Crohn's disease (CD) is a chronic intestinal disturbance mediated by mucosal immune hyperactivity that is often associated with the formation of stenosis. No reliable solution to stenosis CD exists so far. Therefore, we generated carboxymethyl chitosan oligosaccharide (CMCOS) as a new promising therapy and investigate its efficacy in an improved rat CD model. CMCOS was synthesized by enzymatic hydrolysis, and its biosafety was evaluated in vivo. The rat model of stenosis CD was optimized by an orthogonal experiment of 75 or 100 mg/kg trinitrobenzenesulfonic acid (TNBS) in a 50 or 75% ethanol enema. The therapeutic efficacy of CMCOS on the rat model of stenosis CD was investigated and compared with the commercial drug 5-aminosalicylic acid over a 28 day period of disease progression. The rat model of stenosis CD was well established by intracolonic administration of 75 mg/kg TNBS in 75% ethanol.

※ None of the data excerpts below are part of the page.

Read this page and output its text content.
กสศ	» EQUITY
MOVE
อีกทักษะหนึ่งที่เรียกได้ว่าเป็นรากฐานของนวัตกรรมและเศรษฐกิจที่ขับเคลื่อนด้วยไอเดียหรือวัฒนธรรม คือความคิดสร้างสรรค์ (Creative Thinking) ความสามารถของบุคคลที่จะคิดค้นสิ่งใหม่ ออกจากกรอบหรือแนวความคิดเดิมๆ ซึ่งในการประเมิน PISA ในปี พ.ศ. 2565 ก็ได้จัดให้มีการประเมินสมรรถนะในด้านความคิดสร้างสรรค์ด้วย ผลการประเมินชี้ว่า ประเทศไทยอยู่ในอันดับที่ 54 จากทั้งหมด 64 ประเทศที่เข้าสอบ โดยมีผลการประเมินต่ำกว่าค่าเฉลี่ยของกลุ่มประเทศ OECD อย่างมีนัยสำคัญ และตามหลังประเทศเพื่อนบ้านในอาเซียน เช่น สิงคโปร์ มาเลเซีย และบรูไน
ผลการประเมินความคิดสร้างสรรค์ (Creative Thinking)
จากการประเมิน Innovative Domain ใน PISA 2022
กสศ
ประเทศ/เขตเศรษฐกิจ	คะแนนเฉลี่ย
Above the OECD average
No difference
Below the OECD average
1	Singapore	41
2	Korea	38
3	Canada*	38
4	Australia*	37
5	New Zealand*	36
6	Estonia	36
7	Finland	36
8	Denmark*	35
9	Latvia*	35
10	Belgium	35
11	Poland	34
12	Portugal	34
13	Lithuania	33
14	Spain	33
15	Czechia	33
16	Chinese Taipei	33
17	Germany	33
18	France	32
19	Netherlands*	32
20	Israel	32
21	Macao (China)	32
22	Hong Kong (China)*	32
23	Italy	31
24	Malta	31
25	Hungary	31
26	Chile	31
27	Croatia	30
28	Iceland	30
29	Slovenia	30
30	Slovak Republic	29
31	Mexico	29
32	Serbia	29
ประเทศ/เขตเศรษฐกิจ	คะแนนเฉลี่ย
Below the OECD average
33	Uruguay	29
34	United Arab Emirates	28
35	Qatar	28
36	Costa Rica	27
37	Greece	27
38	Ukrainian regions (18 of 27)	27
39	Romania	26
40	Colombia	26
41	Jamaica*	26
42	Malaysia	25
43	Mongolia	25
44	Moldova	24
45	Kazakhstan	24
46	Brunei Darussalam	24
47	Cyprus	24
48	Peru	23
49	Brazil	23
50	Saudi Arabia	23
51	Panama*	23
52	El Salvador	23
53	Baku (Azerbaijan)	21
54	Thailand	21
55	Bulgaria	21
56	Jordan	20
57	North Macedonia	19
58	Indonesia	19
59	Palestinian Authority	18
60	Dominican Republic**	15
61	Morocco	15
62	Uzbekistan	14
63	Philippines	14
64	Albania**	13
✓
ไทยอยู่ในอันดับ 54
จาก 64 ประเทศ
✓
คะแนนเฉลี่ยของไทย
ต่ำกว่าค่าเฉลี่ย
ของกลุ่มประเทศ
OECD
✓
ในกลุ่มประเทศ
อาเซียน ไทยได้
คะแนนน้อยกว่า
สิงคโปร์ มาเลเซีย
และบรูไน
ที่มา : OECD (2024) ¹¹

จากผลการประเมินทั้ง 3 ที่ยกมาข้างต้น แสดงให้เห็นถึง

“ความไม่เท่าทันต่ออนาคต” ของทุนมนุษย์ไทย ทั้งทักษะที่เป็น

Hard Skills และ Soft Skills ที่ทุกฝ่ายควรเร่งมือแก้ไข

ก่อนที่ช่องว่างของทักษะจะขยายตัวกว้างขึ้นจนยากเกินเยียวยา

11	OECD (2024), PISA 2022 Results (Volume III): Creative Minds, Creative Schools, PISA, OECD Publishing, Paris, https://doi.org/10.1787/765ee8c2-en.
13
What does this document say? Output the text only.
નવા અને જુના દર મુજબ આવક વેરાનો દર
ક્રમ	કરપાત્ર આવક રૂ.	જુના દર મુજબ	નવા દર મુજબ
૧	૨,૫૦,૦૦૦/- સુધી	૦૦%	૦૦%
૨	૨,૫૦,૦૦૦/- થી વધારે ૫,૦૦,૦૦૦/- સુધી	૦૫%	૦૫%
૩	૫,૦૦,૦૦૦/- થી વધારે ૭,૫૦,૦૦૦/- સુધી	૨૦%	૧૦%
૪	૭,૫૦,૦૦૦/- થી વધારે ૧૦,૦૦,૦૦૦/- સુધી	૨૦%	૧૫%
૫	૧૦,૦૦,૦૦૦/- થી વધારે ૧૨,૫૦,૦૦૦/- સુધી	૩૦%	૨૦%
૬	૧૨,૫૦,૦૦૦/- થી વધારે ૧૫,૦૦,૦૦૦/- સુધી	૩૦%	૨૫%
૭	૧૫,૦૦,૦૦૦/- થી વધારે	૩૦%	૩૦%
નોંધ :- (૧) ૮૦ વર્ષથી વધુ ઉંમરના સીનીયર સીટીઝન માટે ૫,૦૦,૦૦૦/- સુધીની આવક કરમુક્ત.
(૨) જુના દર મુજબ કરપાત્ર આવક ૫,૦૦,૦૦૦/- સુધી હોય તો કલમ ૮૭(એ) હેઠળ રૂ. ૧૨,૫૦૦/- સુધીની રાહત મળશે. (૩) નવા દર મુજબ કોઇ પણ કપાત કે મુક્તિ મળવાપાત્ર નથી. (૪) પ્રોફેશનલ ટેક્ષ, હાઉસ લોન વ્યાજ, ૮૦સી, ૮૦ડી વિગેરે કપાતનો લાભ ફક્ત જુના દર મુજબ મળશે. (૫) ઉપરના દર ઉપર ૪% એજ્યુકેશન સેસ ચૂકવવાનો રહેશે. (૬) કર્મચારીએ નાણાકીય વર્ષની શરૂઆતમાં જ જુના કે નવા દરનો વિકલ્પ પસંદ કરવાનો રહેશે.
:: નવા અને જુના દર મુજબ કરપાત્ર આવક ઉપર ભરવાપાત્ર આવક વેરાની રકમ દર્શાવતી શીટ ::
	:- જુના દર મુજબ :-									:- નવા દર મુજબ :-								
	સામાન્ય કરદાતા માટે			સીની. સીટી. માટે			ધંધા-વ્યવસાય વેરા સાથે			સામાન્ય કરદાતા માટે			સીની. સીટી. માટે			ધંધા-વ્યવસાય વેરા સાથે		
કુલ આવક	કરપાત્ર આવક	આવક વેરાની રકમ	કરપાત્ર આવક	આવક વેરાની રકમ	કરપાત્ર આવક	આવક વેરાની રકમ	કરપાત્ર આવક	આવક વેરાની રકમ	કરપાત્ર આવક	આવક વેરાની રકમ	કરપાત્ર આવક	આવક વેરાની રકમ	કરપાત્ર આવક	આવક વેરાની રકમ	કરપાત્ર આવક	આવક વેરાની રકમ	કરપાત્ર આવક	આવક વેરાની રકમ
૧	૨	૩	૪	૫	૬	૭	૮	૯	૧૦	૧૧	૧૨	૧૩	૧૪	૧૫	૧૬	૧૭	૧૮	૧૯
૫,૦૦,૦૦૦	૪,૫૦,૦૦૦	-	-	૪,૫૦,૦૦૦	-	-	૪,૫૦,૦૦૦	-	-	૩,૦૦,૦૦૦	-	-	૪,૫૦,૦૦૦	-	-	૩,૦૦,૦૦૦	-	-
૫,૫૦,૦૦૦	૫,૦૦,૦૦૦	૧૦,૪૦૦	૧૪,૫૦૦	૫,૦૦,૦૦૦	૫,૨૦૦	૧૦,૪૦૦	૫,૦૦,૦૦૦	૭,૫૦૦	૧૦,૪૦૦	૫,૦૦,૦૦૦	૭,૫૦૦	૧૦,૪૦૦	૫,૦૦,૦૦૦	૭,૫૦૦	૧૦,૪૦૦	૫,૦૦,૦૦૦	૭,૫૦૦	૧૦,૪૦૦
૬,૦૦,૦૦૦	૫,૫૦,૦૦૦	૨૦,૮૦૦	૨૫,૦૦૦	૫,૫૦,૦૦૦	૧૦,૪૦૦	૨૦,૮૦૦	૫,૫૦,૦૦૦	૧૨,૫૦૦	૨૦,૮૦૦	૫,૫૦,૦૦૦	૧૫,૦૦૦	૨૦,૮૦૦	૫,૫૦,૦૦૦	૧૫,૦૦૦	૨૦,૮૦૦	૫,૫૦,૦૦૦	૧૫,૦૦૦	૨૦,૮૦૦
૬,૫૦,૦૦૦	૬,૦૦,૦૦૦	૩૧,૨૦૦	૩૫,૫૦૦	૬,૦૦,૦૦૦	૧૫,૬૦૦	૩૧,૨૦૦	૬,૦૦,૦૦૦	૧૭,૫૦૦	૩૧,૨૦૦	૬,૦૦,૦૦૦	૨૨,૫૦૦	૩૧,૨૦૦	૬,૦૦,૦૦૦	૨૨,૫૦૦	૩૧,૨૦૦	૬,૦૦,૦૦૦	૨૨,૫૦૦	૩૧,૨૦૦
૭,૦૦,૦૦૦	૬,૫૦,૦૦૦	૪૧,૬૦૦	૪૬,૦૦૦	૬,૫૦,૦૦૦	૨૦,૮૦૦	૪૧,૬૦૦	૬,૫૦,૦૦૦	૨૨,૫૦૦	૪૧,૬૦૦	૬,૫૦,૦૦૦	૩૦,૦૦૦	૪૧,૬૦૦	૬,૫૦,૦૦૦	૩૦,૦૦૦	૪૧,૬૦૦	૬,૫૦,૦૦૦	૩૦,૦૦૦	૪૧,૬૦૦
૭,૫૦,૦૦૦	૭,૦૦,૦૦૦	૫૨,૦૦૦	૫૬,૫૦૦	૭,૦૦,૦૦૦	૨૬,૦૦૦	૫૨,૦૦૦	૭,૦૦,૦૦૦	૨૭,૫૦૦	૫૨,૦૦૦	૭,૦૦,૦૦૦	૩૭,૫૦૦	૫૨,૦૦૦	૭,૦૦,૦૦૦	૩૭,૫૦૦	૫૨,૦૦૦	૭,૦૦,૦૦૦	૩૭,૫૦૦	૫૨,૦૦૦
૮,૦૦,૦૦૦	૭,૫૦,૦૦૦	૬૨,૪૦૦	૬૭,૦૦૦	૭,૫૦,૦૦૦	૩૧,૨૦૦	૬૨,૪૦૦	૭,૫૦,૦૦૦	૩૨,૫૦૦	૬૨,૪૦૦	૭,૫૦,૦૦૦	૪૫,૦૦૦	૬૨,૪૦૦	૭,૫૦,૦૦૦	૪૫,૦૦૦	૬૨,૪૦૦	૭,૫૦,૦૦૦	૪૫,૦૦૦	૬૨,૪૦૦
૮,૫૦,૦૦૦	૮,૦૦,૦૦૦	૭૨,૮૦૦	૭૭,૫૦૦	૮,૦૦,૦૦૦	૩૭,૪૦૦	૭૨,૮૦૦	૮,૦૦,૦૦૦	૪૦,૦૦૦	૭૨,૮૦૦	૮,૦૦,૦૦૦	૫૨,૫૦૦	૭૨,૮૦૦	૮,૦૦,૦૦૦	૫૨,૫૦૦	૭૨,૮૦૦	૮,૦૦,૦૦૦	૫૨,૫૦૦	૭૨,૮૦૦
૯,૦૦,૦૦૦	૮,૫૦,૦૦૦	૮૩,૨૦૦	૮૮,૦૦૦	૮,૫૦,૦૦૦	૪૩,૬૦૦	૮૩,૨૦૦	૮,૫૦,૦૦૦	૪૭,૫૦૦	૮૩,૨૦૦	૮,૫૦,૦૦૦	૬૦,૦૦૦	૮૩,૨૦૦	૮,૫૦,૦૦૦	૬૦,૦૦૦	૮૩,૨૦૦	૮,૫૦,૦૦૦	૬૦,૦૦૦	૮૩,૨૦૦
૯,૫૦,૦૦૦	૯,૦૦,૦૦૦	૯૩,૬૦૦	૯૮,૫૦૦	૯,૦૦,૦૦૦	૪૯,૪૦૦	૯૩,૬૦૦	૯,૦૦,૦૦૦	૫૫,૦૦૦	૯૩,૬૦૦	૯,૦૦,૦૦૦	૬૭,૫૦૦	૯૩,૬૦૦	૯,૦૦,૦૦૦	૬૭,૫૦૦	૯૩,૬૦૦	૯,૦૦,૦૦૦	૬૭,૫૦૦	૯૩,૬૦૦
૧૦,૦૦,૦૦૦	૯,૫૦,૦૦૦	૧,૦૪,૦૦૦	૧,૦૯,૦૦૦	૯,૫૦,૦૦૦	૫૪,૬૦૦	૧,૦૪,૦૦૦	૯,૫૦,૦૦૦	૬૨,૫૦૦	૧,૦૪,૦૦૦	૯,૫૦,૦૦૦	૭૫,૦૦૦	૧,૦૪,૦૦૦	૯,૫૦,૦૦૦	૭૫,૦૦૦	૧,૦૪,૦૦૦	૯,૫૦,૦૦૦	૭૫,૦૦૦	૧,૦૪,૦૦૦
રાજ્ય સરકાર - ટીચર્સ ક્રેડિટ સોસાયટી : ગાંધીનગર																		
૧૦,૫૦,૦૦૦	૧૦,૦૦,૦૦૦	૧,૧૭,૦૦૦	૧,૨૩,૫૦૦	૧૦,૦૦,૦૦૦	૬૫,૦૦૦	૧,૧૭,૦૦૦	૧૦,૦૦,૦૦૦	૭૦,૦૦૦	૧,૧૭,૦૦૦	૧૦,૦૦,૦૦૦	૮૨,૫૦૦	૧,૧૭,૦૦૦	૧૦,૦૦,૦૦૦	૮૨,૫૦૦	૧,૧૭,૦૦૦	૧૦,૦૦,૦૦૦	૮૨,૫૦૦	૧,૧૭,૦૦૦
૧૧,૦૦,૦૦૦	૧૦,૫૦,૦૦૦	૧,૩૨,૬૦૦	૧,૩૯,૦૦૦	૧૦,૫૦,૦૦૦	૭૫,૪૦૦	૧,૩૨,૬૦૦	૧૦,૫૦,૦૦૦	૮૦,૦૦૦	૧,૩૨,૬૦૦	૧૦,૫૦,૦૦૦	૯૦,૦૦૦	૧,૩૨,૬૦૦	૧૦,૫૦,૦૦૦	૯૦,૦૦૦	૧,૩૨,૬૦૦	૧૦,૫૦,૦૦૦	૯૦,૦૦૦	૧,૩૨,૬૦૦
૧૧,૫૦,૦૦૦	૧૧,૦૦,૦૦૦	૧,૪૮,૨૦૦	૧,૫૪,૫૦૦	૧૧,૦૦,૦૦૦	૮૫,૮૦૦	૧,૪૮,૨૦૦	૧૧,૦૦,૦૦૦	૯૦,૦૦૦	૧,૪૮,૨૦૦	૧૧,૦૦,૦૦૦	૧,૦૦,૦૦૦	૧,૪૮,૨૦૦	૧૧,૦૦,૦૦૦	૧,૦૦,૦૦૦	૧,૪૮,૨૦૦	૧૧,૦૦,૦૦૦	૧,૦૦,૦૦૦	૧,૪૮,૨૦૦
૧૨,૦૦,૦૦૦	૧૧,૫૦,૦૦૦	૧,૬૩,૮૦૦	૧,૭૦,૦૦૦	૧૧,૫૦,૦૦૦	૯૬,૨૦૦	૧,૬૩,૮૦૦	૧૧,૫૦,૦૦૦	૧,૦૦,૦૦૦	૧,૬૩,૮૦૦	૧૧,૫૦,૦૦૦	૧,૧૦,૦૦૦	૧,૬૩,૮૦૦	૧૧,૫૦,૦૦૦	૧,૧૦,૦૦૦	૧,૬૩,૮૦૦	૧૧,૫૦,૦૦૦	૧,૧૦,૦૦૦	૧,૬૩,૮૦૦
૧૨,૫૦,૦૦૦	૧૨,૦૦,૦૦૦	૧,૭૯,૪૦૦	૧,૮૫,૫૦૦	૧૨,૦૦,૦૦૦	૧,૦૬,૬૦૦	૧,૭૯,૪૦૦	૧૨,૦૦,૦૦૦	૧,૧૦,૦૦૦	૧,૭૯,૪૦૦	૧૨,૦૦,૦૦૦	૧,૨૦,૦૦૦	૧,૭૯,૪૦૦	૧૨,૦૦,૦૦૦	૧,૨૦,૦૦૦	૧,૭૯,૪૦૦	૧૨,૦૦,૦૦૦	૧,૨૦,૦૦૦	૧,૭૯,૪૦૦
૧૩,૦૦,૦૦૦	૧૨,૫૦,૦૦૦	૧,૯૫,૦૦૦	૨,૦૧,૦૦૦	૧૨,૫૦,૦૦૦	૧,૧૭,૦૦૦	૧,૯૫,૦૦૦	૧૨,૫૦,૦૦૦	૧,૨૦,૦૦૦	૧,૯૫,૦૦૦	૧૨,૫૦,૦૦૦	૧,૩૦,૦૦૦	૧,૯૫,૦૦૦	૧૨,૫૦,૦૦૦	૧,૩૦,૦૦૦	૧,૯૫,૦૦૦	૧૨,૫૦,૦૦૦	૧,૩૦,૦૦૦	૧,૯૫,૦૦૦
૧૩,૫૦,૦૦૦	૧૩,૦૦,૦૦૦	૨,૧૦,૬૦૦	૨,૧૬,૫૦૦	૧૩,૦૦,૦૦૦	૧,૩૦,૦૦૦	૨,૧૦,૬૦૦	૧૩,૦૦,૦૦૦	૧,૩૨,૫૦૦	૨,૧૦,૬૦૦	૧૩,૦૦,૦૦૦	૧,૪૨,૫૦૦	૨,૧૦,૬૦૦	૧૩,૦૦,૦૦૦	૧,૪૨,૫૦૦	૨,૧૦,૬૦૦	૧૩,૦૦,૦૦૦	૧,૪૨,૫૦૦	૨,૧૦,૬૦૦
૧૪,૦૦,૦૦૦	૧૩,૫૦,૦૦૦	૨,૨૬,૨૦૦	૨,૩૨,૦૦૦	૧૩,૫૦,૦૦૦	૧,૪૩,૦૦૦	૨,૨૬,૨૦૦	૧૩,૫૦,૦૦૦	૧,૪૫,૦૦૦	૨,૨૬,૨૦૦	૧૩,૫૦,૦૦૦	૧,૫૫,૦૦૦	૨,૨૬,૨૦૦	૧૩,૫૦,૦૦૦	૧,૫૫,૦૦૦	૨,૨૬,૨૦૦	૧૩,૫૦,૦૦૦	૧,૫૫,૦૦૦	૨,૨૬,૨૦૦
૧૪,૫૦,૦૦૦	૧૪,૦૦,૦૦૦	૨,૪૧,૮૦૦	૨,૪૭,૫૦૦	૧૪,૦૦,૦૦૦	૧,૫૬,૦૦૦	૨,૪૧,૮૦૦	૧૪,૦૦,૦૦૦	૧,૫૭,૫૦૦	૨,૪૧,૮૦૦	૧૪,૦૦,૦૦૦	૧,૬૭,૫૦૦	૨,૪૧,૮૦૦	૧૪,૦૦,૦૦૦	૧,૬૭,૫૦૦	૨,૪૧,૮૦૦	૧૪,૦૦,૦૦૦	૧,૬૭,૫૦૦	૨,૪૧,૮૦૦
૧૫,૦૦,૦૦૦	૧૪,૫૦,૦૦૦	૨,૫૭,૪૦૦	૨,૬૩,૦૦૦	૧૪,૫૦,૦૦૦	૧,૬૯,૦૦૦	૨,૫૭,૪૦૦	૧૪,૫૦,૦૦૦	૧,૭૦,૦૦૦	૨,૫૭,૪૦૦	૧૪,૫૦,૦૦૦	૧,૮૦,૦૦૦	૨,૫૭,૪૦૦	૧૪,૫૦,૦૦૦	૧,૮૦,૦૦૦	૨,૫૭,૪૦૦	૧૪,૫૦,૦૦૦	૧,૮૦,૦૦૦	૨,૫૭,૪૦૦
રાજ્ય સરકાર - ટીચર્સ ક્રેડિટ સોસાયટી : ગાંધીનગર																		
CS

CMCOS significantly alleviated CD symptoms morphologically, hematologically, and pathologically, promoting functional recovery of intestinal epithelium in a dose-dependent manner. CMCOS reduced infiltrations of inflammatory cells by regulating the IL-17A/PPAR-γ pathway and reduced fibro-proliferation and fibro-degeneration of the colon tissue by downregulating the TGF-β1/WT1 pathway. 75 mg/kg TNBS in a 75% ethanol enema induces a rat model of stenosis CD suitable for preclinical pathology and pharmacological studies. The safety, antifibrosis, and functional repair performance of CMCOS make it a promising candidate for the treatment of stenosis CD.